The Weakness of Dictatorships
Written by 🇺🇦 journalist Bogdan Logvynenko.
“The weakness of dictatorships is so unoriginal — whether in Tehran, Pyongyang, or Moscow. They dig bunkers for themselves and boast about their missiles, but they are mortally afraid of the simplest things. They fear the slightest manifestation of freedom. They fear a song that can be sung on the street. They fear a woman who looks straight into the camera, and even more so — one who lights a cigarette from a portrait of the dictator. This photo is the work of the Iranian photographer Newsha Tavakolian, “Untitled”, 2021. Tavakolian did not leave Iran; she stayed to document the decline of yet another dictatorship. The series to which this work belongs was dedicated to women who, with the regime’s tightening screws, were left with fewer and fewer personal freedoms.

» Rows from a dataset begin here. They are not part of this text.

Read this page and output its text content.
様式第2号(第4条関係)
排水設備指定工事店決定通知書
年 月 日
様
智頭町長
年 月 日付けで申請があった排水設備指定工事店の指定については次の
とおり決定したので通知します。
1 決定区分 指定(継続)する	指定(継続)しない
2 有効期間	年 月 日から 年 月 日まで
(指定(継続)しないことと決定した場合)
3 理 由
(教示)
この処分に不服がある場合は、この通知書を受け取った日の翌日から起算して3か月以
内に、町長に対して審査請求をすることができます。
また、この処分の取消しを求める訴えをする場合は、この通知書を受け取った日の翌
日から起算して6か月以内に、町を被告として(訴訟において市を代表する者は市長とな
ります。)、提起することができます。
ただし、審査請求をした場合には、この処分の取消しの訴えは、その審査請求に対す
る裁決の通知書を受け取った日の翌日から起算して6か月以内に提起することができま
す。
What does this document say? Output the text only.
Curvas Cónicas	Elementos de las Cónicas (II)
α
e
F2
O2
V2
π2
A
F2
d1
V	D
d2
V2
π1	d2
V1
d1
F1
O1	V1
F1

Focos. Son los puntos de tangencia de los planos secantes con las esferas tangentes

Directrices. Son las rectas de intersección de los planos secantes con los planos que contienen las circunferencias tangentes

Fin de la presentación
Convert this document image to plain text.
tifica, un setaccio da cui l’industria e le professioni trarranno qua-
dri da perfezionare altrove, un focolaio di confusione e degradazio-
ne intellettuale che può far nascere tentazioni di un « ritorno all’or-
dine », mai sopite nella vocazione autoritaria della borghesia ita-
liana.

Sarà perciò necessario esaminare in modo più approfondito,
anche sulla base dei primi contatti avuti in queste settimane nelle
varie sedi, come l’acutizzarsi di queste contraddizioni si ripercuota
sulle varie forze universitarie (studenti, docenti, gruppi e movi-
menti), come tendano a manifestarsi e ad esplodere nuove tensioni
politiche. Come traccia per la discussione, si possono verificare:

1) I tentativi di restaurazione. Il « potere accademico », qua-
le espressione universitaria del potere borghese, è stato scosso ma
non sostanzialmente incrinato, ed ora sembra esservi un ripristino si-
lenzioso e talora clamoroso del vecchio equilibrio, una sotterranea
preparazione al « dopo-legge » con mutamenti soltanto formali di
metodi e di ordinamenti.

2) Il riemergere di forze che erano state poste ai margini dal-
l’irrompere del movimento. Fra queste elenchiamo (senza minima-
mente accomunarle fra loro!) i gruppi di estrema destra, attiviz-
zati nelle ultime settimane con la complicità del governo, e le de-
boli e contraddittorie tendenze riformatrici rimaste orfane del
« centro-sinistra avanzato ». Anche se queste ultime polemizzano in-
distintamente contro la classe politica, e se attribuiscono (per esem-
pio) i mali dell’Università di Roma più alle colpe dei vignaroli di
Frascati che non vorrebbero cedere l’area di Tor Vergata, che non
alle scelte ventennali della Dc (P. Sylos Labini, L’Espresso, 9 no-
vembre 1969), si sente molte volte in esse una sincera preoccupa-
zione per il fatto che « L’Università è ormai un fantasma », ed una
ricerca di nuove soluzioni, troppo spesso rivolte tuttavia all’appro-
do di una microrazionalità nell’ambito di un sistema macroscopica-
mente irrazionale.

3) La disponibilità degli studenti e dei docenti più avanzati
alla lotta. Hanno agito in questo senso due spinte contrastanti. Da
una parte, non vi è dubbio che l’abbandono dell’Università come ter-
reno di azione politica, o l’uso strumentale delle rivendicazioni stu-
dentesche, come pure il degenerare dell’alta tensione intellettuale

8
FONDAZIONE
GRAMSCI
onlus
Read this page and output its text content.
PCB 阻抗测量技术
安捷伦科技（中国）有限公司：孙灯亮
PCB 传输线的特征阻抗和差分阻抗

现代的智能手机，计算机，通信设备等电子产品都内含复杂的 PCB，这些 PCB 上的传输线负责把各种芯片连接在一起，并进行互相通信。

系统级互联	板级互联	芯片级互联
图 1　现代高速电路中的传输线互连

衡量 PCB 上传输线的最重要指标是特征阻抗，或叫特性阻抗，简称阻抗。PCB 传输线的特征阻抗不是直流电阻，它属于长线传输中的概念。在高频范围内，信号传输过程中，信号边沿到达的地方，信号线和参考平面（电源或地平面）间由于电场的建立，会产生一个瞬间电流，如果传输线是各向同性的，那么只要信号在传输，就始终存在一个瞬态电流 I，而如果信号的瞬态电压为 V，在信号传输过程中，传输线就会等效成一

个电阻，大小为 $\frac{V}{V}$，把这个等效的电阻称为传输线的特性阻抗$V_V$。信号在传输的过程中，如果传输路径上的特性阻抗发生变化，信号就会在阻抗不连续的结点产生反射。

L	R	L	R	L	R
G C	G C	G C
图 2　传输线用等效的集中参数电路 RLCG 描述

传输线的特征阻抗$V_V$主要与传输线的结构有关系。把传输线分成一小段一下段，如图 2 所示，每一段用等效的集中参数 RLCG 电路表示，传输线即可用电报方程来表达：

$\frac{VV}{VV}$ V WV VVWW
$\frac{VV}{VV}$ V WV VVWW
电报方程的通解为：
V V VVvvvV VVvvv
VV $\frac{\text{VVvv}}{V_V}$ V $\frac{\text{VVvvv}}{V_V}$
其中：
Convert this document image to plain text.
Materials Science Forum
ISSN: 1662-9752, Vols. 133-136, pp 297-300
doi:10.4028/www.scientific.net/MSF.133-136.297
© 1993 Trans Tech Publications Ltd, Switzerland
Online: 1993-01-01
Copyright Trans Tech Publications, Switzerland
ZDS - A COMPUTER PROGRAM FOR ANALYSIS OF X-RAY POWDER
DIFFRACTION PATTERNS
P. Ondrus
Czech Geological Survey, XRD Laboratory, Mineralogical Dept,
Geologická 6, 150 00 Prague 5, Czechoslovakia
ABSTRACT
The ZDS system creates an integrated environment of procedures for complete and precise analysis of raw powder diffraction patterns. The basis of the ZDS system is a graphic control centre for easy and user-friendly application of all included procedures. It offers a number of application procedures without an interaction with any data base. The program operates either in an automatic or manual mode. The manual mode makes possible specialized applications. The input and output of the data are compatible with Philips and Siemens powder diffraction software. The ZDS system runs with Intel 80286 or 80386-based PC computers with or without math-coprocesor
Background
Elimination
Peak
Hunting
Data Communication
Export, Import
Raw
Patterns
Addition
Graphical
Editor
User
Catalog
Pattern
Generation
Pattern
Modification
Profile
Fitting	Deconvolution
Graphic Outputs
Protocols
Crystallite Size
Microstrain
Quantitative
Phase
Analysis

Her heroines often have their eyes covered or stand with their backs turned, because being visible is already a crime. Once, in the north of Norway, beyond the Arctic Circle, I was hosted by a family of Persians who had fled Iran due to persecution after the 2009 protests. I remember their confidence back then: “As soon as this regime falls, we will definitely return to rebuild our country.” I wonder if they still think that way? Not because of war, but because of the regime — millions of Iranians have ended up abroad. Every year, the authorities execute hundreds of people — the second-highest figure in the world after China. Now more than ever, we acutely feel what the struggle against this archaic evil truly means. The Russian-Iranian Shahed drones that fly over Ukrainian cities every night are the invention of the same regime that kills its own citizens on the streets. It is one and the same nightmare. In Tavakolian’s photograph, a woman stands so symbolically alone in the middle of an empty avenue, ready for resistance. Now, in the protests, there are hundreds of thousands of them, and every new photo becomes a symbol of the freedom that dictators fear so much. This people has a history, and this protest has continuity. And therefore, sooner or later, the regime will fall. And after it — another one. And eventually, the turn will come for the one that has neither its own history nor a history of protests. The one that, instead, has been trying for centuries to deprive us of freedom.”